I would really hate to have e-mail. It's bad enough with all the mail I get. Every mail has a CD in it from somebody who wants to be on "Piano Jazz." The house is in turmoil with records on every space. In the kitchen and in the dining room is covered with records. I don't have a big enough house to accommodate everything.
I get rid of a lot of them. I mean, people that really shouldn't think they should be on "Piano Jazz": you get singers, bad piano players and it's really hard to keep up with people.
LV: They've got to get back to the woodshed, right?
MM: Well...
LV: (laughs)
MM: Not exactly. A lot of them you just look at them and think how could this person want to be on "Piano Jazz"? I pack them all in a box and send them to the library. They love to have them.
LV: How much recorded music do you listen to a day?
MM: Well, it depends. Sometimes none. But having got this record that we made doing three pianos I've been listening to that a lot. And then I just got Diana Krall's new record so I listened to some of that. But I get so much I kind of fast-forward some of the things. I don't know that I listen that much.
I listen to the radio station a lot, WBGO, to try to hear what's new and coming up that I hadn't heard.

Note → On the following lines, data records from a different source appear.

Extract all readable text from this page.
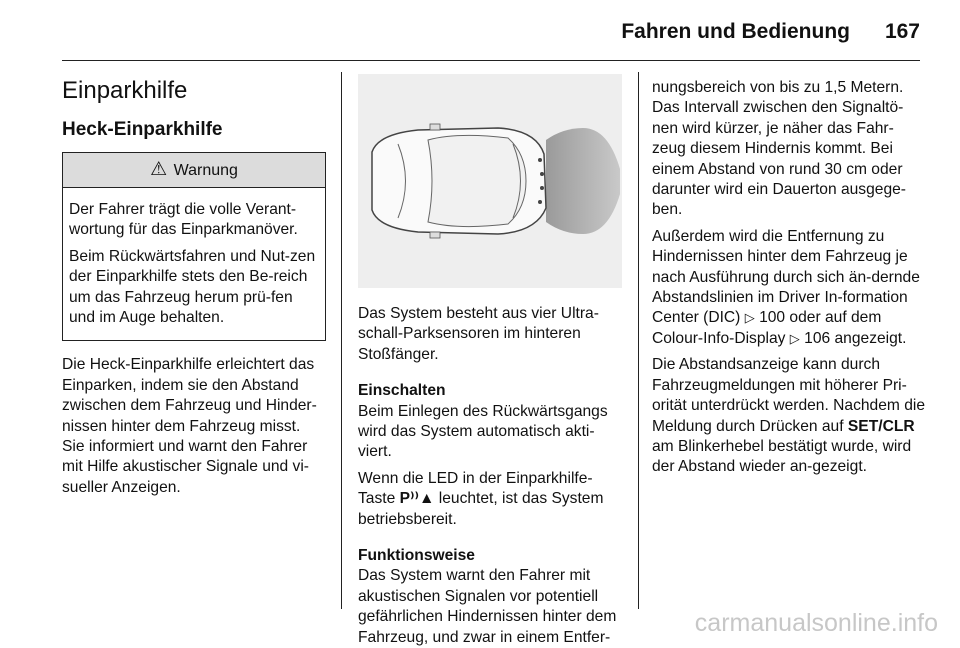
Fahren und Bedienung 167
Einparkhilfe
Heck-Einparkhilfe
⚠ Warnung

Der Fahrer trägt die volle Verant-wortung für das Einparkmanöver.

Beim Rückwärtsfahren und Nut-zen der Einparkhilfe stets den Be-reich um das Fahrzeug herum prü-fen und im Auge behalten.

Die Heck-Einparkhilfe erleichtert das Einparken, indem sie den Abstand zwischen dem Fahrzeug und Hinder-nissen hinter dem Fahrzeug misst. Sie informiert und warnt den Fahrer mit Hilfe akustischer Signale und vi-sueller Anzeigen.

Das System besteht aus vier Ultra-schall-Parksensoren im hinteren Stoßfänger.

Einschalten

Beim Einlegen des Rückwärtsgangs wird das System automatisch akti-viert.

Wenn die LED in der Einparkhilfe-Taste P⁾⁾▲ leuchtet, ist das System betriebsbereit.

Funktionsweise

Das System warnt den Fahrer mit akustischen Signalen vor potentiell gefährlichen Hindernissen hinter dem Fahrzeug, und zwar in einem Entfer-

nungsbereich von bis zu 1,5 Metern. Das Intervall zwischen den Signaltö-nen wird kürzer, je näher das Fahr-zeug diesem Hindernis kommt. Bei einem Abstand von rund 30 cm oder darunter wird ein Dauerton ausgege-ben.

Außerdem wird die Entfernung zu Hindernissen hinter dem Fahrzeug je nach Ausführung durch sich än-dernde Abstandslinien im Driver In-formation Center (DIC) ▷ 100 oder auf dem Colour-Info-Display ▷ 106 angezeigt.

Die Abstandsanzeige kann durch Fahrzeugmeldungen mit höherer Pri-orität unterdrückt werden. Nachdem die Meldung durch Drücken auf SET/CLR am Blinkerhebel bestätigt wurde, wird der Abstand wieder an-gezeigt.

carmanualsonline.info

I'm just about to call Taj Mahal and have him on the show. I think he'd be a good guest, wouldn't he?
LV: Oh, beautiful. You know the last time we spoke you were just getting ready to do Artie Shaw. You were in negotiations to get Artie Shaw on the show.
MM: Well, we did. But it's so hard because he kept getting sick and being in the hospital. So eventually what we did was we did the show with Dick Sudhalter. Do you know him?

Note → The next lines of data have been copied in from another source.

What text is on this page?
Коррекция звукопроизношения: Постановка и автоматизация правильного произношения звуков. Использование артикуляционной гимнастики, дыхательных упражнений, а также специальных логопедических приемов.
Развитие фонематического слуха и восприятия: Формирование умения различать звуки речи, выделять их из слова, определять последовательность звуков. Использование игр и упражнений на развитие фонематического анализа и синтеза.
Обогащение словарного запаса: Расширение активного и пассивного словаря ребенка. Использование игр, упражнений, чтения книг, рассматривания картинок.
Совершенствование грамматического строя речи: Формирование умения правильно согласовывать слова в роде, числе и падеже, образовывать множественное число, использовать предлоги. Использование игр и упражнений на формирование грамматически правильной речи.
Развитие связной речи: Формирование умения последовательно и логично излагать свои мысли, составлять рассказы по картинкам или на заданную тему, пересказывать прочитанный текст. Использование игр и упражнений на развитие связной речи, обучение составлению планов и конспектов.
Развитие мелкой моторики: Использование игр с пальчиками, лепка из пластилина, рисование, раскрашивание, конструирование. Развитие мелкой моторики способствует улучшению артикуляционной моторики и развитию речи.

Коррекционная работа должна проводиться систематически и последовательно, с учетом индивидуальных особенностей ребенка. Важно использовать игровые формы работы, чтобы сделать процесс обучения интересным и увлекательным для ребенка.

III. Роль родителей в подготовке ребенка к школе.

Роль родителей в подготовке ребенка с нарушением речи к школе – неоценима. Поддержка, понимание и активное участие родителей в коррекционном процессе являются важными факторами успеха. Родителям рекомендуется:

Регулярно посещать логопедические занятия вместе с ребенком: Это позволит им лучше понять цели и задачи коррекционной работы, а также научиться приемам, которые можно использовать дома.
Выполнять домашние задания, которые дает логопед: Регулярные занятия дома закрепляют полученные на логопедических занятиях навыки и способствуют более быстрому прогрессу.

LV: Sure. Bix's biographer. The trumpeter.
MM: I had Artie tape a whole bunch of stuff at his house. What we did, Sudhalter and I would talk, and then we'd interpolate something by Artie, either a record or him talking about something. In fact they're going to replay it this summer.
LV: That's a great line-up on "Piano Jazz" this summer with all those top shows coming out. That's great.
MM: I would love to get him just alone but it's too hard. He's veryit's a shame, the poor guy, he's so deaf and he's got whatever that eye thing is, Macular Degeneration, and can't see very well. That's really a shame because there's a man who loves to read and he can't read anymore. He's not taking it very well. He's just lying around doing nothing. Which is really a shame. He just had his 94th Birthday. I hope I'll see him when I got out there to do Monterey.
LV: Need to cheer him up.
MM: I try, but he's very hard to cheer up. (Chuckles). He's totally, 'the glass is half empty.'
LV: Yeah, "The Trouble With Cinderella."